— Больше ничего, — повторил он вслух. Жанина сидела против него. На ее лице было выражение усталости. Он поднялся с места и сказал:
— Ну, хорошо, мы еще поговорим обо всем этом.
— Я скоро должна вернуться, — сказала она, не поднимая глаз.
— Куда?
— Туда, на rue St.Denis. Он меня ждет. Он внимательно посмотрел на нее и в эту минуту отчетливо понял то, в чем до сих пор не успел себе сознаться: в присутствии этой девушки было нечто настолько притягательное для него, что мысль о ее уходе казалась ему совершенно дикой. Он не мог бы сказать, в чем именно заключалась эта притягательность — в интонациях ее тусклого голоса, в общем выражении ее лица, в ее зрачках или, может быть, в каких-то движениях ее тела, которые он видел, о которых он забыл и которые запечатлелись в бессознательной и безошибочной памяти его мускулов и нервов, недоступной анализу. И он не мог бы сказать, когда именно это успело произойти.
Он отрицательно покачал головой.
— Я думаю, что ты туда больше не вернешься.
— Нет, нет, — сказала она испуганно, — я не могу не вернуться. Он меня убьет.
— Можешь быть спокойна, — сказал он. — Если тебе угрожает только эта опасность, ты проживешь до ста лет. Идем. Ты, наверное, устала?
— Да.
— Прими теплую ванну, это очень хорошо против усталости.
Он взял ее за руку и провел через всю квартиру к ванной. Там он открыл оба крана — холодной и горячей воды. Жанина смотрела своими испуганными глазами на матовый отблеск ванны, на сверкание никелированных кранов.
— Подожди одну минуту. — Он вышел и вернулся, неся в руках один из купальных халатов Жоржетты, который он достал из стенного шкафа.
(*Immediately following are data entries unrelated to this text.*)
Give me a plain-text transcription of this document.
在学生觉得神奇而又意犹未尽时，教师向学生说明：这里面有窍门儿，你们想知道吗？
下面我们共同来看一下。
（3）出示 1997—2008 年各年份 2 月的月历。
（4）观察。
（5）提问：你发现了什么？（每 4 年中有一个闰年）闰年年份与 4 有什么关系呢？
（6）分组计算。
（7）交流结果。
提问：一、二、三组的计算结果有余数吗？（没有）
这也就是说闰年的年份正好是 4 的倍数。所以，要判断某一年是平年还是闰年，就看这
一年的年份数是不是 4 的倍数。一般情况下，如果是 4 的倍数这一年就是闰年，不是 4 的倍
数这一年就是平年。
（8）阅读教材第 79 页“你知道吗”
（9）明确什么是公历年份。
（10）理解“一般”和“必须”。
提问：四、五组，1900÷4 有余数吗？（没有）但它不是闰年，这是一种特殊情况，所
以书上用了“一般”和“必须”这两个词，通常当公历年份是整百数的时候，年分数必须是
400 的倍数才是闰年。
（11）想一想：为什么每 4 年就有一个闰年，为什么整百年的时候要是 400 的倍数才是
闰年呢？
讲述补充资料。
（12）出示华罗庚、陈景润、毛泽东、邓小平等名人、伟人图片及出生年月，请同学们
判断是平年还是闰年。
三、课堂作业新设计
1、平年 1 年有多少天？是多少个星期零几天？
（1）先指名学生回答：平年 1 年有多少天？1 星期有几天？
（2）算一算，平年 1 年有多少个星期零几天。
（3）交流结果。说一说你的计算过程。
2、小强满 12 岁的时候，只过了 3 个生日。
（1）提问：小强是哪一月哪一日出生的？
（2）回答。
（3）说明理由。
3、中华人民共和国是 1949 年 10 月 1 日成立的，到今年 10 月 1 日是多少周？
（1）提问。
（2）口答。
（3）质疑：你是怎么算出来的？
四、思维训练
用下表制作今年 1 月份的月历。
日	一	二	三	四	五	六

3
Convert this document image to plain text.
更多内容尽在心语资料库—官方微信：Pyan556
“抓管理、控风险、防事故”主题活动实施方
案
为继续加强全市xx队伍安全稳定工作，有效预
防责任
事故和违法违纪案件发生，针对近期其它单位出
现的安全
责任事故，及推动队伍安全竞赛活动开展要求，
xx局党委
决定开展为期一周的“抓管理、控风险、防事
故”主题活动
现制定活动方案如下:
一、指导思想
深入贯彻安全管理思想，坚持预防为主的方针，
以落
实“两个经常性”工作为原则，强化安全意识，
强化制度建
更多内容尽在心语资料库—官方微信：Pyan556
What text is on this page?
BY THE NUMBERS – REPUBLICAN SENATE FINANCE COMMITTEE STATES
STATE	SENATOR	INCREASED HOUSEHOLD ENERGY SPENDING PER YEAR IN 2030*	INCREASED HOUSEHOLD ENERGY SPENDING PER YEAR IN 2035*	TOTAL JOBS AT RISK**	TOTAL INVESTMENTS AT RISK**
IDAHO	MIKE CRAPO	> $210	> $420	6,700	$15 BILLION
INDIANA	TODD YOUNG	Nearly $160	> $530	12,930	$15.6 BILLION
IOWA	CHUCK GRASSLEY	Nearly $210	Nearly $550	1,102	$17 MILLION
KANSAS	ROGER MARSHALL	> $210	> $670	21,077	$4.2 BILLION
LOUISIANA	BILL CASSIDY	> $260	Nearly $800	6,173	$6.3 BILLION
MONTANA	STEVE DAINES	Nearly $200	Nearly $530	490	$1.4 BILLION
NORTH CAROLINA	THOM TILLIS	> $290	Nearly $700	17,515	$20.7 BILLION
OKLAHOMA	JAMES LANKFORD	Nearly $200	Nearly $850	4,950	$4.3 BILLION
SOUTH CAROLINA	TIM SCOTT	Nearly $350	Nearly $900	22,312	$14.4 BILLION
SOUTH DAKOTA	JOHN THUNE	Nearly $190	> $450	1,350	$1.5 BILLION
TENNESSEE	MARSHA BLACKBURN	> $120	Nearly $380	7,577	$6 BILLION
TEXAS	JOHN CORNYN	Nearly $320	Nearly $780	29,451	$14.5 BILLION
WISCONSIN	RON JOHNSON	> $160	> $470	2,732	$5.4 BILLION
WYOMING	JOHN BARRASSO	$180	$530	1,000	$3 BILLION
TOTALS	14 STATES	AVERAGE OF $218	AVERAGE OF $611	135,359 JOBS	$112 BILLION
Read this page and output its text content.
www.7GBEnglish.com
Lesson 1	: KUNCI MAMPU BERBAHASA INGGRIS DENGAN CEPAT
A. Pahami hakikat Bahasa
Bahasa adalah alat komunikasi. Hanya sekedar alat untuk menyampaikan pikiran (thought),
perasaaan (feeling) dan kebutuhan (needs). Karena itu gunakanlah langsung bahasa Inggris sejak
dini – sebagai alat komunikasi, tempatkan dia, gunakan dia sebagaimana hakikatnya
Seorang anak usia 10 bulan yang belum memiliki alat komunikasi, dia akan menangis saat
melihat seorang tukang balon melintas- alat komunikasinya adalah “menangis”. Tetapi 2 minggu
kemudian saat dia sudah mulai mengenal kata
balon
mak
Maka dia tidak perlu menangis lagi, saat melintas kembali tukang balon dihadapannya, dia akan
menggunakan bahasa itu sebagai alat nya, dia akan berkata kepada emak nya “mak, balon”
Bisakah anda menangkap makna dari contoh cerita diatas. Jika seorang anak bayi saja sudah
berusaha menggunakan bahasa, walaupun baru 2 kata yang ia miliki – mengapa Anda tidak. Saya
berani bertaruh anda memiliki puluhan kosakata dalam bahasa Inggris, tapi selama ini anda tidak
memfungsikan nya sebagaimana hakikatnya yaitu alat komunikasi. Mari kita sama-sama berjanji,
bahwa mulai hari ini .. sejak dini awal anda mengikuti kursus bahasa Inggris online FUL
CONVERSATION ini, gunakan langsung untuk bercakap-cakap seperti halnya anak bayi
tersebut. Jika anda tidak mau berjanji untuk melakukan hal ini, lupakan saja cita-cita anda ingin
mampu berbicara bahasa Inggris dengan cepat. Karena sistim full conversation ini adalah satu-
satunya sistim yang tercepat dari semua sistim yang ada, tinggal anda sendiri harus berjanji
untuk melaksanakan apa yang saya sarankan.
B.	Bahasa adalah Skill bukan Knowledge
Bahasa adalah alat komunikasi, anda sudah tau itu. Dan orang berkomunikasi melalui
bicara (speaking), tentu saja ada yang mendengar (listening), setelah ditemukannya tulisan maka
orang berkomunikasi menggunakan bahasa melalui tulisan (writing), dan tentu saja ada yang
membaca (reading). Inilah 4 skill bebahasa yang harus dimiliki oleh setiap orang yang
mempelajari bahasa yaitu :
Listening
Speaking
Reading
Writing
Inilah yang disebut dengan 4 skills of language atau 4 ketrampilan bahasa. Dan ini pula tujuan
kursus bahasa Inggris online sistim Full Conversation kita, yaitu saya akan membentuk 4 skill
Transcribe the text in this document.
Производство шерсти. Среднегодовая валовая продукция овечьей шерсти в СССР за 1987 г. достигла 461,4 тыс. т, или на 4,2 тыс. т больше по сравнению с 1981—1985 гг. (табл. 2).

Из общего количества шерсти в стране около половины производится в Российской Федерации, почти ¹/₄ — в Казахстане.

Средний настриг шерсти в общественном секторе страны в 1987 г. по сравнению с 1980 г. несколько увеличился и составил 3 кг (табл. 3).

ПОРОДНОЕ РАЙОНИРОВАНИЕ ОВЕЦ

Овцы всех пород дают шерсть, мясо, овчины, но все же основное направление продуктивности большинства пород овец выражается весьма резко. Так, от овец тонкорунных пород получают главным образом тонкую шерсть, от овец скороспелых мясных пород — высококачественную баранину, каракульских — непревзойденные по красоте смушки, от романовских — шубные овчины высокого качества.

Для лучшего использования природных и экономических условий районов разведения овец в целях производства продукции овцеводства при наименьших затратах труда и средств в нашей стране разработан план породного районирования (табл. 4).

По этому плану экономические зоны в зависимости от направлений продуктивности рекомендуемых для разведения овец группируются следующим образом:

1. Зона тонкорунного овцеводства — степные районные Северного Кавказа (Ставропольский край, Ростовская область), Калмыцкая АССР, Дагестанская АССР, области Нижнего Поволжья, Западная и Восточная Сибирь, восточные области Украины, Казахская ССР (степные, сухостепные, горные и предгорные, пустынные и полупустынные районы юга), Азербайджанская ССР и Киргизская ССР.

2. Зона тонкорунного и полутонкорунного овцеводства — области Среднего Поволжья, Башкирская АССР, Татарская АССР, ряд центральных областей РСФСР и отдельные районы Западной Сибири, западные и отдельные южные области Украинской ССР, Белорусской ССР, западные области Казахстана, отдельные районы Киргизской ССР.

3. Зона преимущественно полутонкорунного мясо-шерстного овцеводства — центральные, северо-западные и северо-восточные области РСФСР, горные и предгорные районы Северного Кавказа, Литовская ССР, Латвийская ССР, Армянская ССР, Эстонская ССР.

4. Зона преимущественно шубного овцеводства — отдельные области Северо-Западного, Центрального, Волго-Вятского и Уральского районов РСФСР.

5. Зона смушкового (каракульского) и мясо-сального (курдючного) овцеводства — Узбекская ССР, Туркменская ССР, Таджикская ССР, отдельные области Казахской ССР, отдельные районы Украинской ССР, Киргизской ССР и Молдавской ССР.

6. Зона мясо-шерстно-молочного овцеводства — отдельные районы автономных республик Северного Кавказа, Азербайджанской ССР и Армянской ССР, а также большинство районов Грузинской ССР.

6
Затем он оставил Жанину одну и ушел. Через минуту он услышал, что вода перестала наполнять ванну, и еще через несколько минут до него донесся легкий плеск тела, погружавшегося в воду. Он стоял на пороге комнаты, из которой был ход в ванную, и испытывал непонятное томление, такое же неожиданное, как та неопределимая притягательность Жанины, о которой он подумал несколько минут тому назад. Он невольно представил себе ее тело в ванне, — колени, худые плечи, грудь, — и, встряхнув головой, вышел из комнаты.
Он вернулся в кабинет и снова сел в кресло. Мысли его шли с непривычной беспорядочностью. «У тебя в жилах не кровь, а вода…», rue St.Denis, Фред, Жанина, будущая ее судьба — если все будет так, как должно быть. А если это будет иначе? Окно было отворено, ставни прикрыты неплотно, за окном была неподвижная майская ночь.
Она вошла, беззвучно ступая по ковру, и показалась ему неузнаваемой в белом мохнатом халате Жоржетты. Он сначала встал с кресла, потом снова сел, затем опять встал. Она сказала:
— Спасибо вам за то, что вы были так добры ко мне.
Он рассеянно слушал ее голос, не очень понимая, что она говорит. Потом он подошел к ней совсем близко — она не двинулась с места, прямо глядя в его лицо, — затем он обнял ее, и тогда она охватила его шею руками и поцеловала его в губы с девичьей нежностью, которая показалась ему трогательной и невыразимой. Потом, оторвавшись от него, она спросила:
— Как твое имя?
— Это неважно, — сказал он, делая над собой усилие. — Меня зовут Роберт.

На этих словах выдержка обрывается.